The Coding Dojo partnered up with the Prison Scholar Fund to create a unique opportunity to train people typically overlooked in the ever-evolving job market.

"I started [the Prison Scholar Fund] back in 2006 when I was currently incarcerated," CEO and co-founder Dirk van Velzen told the Black Information Network in an interview.

The nonprofit's leader explained that he founded the organization in response to access to the Pell Grant being taken away from incarcerated people back in 1994.

"Luckily I had a dad, and he believed in me, and he had a checkbook and he paid for my tuition," van Velzen said. While going to school behind bars, he and his dad were inspired to provide the same access to others.

"There's almost zero opportunity for prisoner education programs," the CEO said. Surprise funding came in 2006 that officially launched The Fund, and through its efforts, PSF got 110 people's educations financed before his own release in 2015.

"I was lucky that I had this opportunity," van Velzen said. "And when you look around you, all your brothers and your sisters in the other prisons, they're just like you. They're just people ..... And either they get out of prison with new skills or they get out of prison with the same skills they came in with."

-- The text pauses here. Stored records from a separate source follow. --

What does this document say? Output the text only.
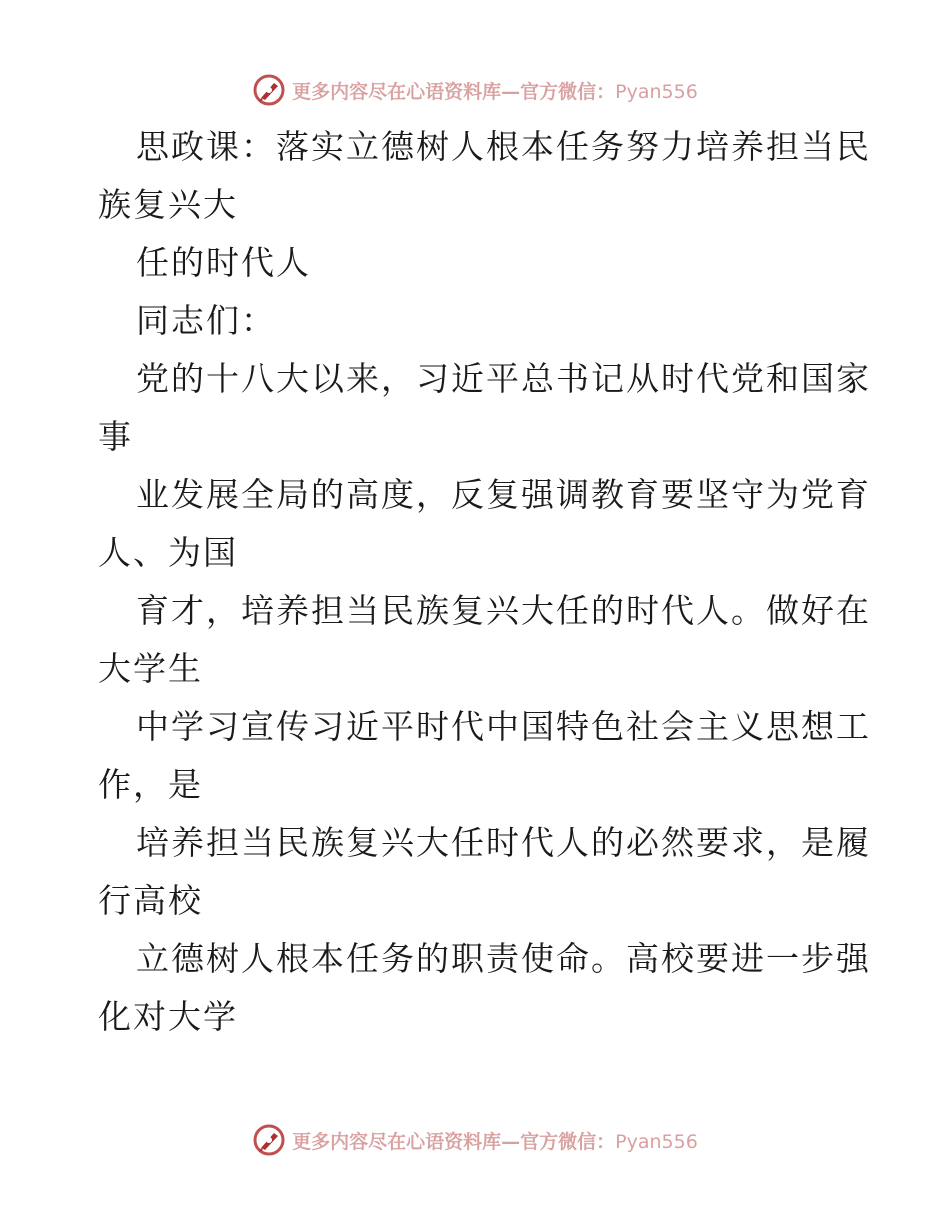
更多内容尽在心语资料库—官方微信：Pyan556
思政课：落实立德树人根本任务努力培养担当民
族复兴大
任的时代人
同志们：
党的十八大以来，习近平总书记从时代党和国家
事
业发展全局的高度，反复强调教育要坚守为党育
人、为国
育才，培养担当民族复兴大任的时代人。做好在
大学生
中学习宣传习近平时代中国特色社会主义思想工
作，是
培养担当民族复兴大任时代人的必然要求，是履
行高校
立德树人根本任务的职责使命。高校要进一步强
化对大学
更多内容尽在心语资料库—官方微信：Pyan556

In the US, 45% of formerly incarcerated people remain unemployed one year after their release. And 68% of all released individuals are rearrested within three years of their release.

A wide body of research has linked education's ability to lowering recidivism rates and even reducing crime. On prison education programs, scholars say the evidence is clear: the higher the degree, the lower the recidivism.

The Northwestern Prison Education Program examined data from 404,638 incarcerated people across 30 states. Of those who obtained an Associates degree, 14% were rearrested, formerly incarcerated people who earned Bachelor's degrees saw a 5.6% recidivism rate, and those who earned Master's degrees had a recidivism rate of 0%.

That one study is a part of the reason why partnerships like the one between the Coding Dojo and Prison Scholar Fund exist.

The Black Information Network also caught up with Coding Dojo CEO Richard Wang to get more details on the collaboration.

"Our mission is about transforming lives through digital literacy," Wang shared of the global education technology company, later adding that while "talent is equally distributed, opportunity is not."

The Coding Dojo was founded in 2013 and focuses on a range of tech aspects from data science, cyber security, to web development and more, all in the name of getting people with no digital literacy backgrounds tech jobs.

The organization is no stranger to giving back and saw the collaboration with the Prison Scholar Fund as a way to assist formerly incarcerated people amid the pandemic, as tech jobs and skills become more coveted.

People in the program will get a 14-week intensive coding bootcamp –– with no prior coding knowledge required. Students are given necessary hardware and will receive a living stipend while they train.

And it doesn't stop there. After graduation, students will be able to apply the Microsoft LEAP apprenticeship for 16-weeks of on-the-job training.